La Commissione Europea impone all’Italia il recupero degli aiuti di Stato illegalmente concessi ad Ilva

23.01.2018

Con il comunicato stampa dello scorso 21 dicembre, la Commissione europea (Commissione) ha reso nota la propria decisione (Decisione) con la quale ha disposto in capo allo Stato italiano l’obbligo di recupero di alcuni aiuti di Stato concessi ad Ilva S.p.A. (Ilva), che avrebbero procurato a quest’ultima un vantaggio competitivo stimabile in circa 84 milioni di euro.

L’indagine della Commissione, avviata nel gennaio 2016, trae origine da quattro segnalazioni trasmesse da concorrenti di Ilva nel corso del 2014 (le prime due risalgono all’aprile 2014) e 2015, i quali avevano individuato come illeciti anticoncorrenziali (per i profili relativi alla materia degli aiuti di stato) le seguenti cinque misure statali: i) la possibilità che sarebbe stata concessa ad Ilva, tramite il decreto legge n. 1/2015, di avvalersi di importi (per finanziare il piano ambientale, con particolare riferimento allo stabilimento di Taranto) sequestrati ai principali azionisti ed ex dirigenti di Ilva e temporaneamente nelle disponibilità di trust statunitensi e svizzeri, prima della conclusione del relativo processo penale; ii) il prestito (peraltro, non tempestivamente rimborsato alla scadenza prevista) che Ilva avrebbe ottenuto da alcune banche solamente alla luce di una modifica normativa intervenuta nel 2014 che qualificava eccezionalmente come prededucibili i prestiti concessi ad imprese con almeno mille dipendenti e uno stabilimento industriale di interesse strategico nazionale poste in amministrazione straordinaria per la realizzazione di piani di tutela ambientale e sanitaria; iii) la garanzia statale (sempre attraverso il decreto legge n.1/2015) che ha permesso ad Ilva di negoziare con le banche crediti prededucibili (fino a 400 milioni di euro), da destinare all’attuazione del già citato piano ambientale; iv) l’erogazione ad Ilva di 156 milioni di euro da parte di Fintecna (successore legale dell’IRI, detenuta dallo Stato italiano), a seguito di un accordo transattivo (vertente su una richiesta di risarcimento di danni ambientali), sottoscritto al termine di una negoziazione ventennale; v) la possibilità di stanziare per il Fondo per lo sviluppo e la Coesione (strumento governativo di finanziamento) risorse pubbliche supplementari nei confronti di Ilva, circostanza, tuttavia, mai verificatasi e, pertanto, non presa in considerazione dalla Commissione, che ha ritenuto di fondare la Decisione solo sulle prime quattro misure segnalate.

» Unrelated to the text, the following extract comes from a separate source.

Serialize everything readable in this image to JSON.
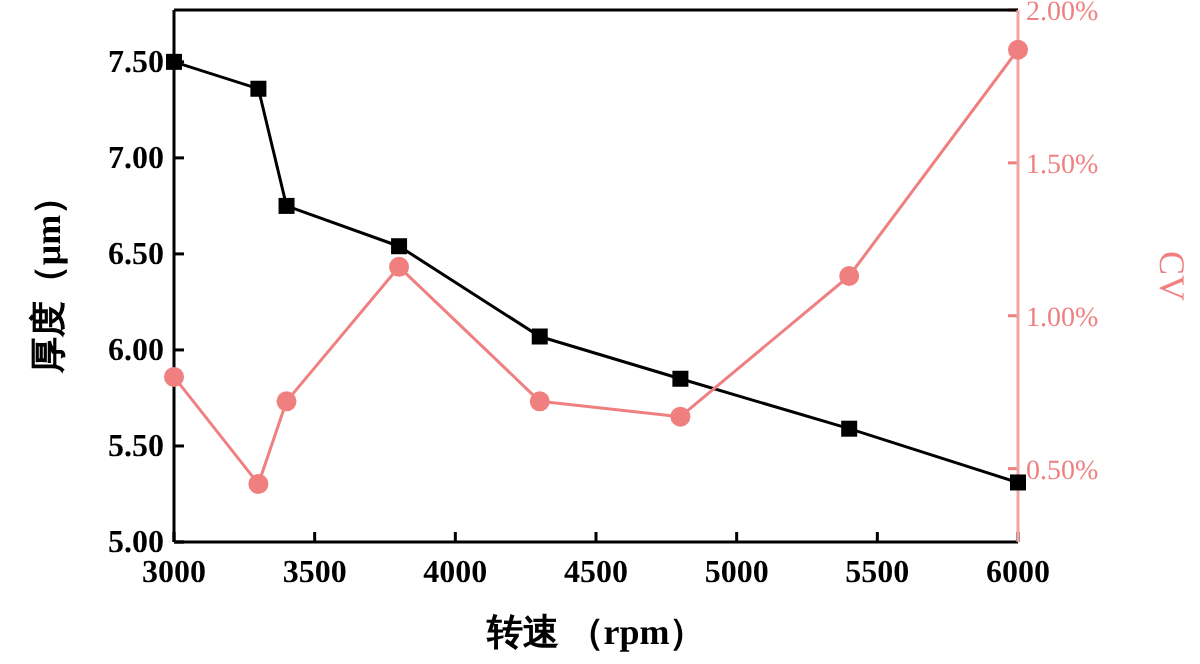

Da quanto si evince dal press release in questione, in particolare, le misure sub ii) e iii) soddisfano le condizioni cumulative richieste dall’art. 107 TFUE affinché un sostegno possa costituire un aiuto, in quanto si tratterebbe dell’utilizzo di risorse statali, conferente un vantaggio selettivo (in particolare, la misura sub ii) appare di fatto applicabile solo ad Ilva), idoneo a falsare (o minacciare di falsare) la concorrenza e gli scambi tra Stati membri.

Pronunciatasi sulla vicenda, la commissaria Vestager ha, peraltro, precisato che “la migliore garanzia di sostenibilità futura della produzione siderurgica dell’area di Taranto consiste nella cessione degli attivi dell’Ilva a condizioni di mercato; l’impresa non può dipendere dal sostegno artificiale dello Stato”; a tal riguardo, appare certamente utile ricordare che la procedura consistente nell’acquisizione della maggior

parte degli attivi di Ilva da parte di un consorzio guidato da Arcelor Mittal, attualmente ancora all’esame della Commissione e la cui decisione è attesa per il prossimo 4 aprile, rappresenta un procedimento distinto e separato rispetto all’indagine in commento in materia di aiuti di Stato.

La Decisione interviene, quindi, in un periodo cruciale per il comparto siderurgico, considerato strategico a livello nazionale ed europeo, in cui, oltre alle già citate vicende che interessano più direttamente Ilva, sembra profilarsi un’altra rilevante operazione che porterebbe all’acquisizione di Tata Steel da parte di ThyssenKrupp, andando a creare il secondo player mondiale nel settore dell’acciaio.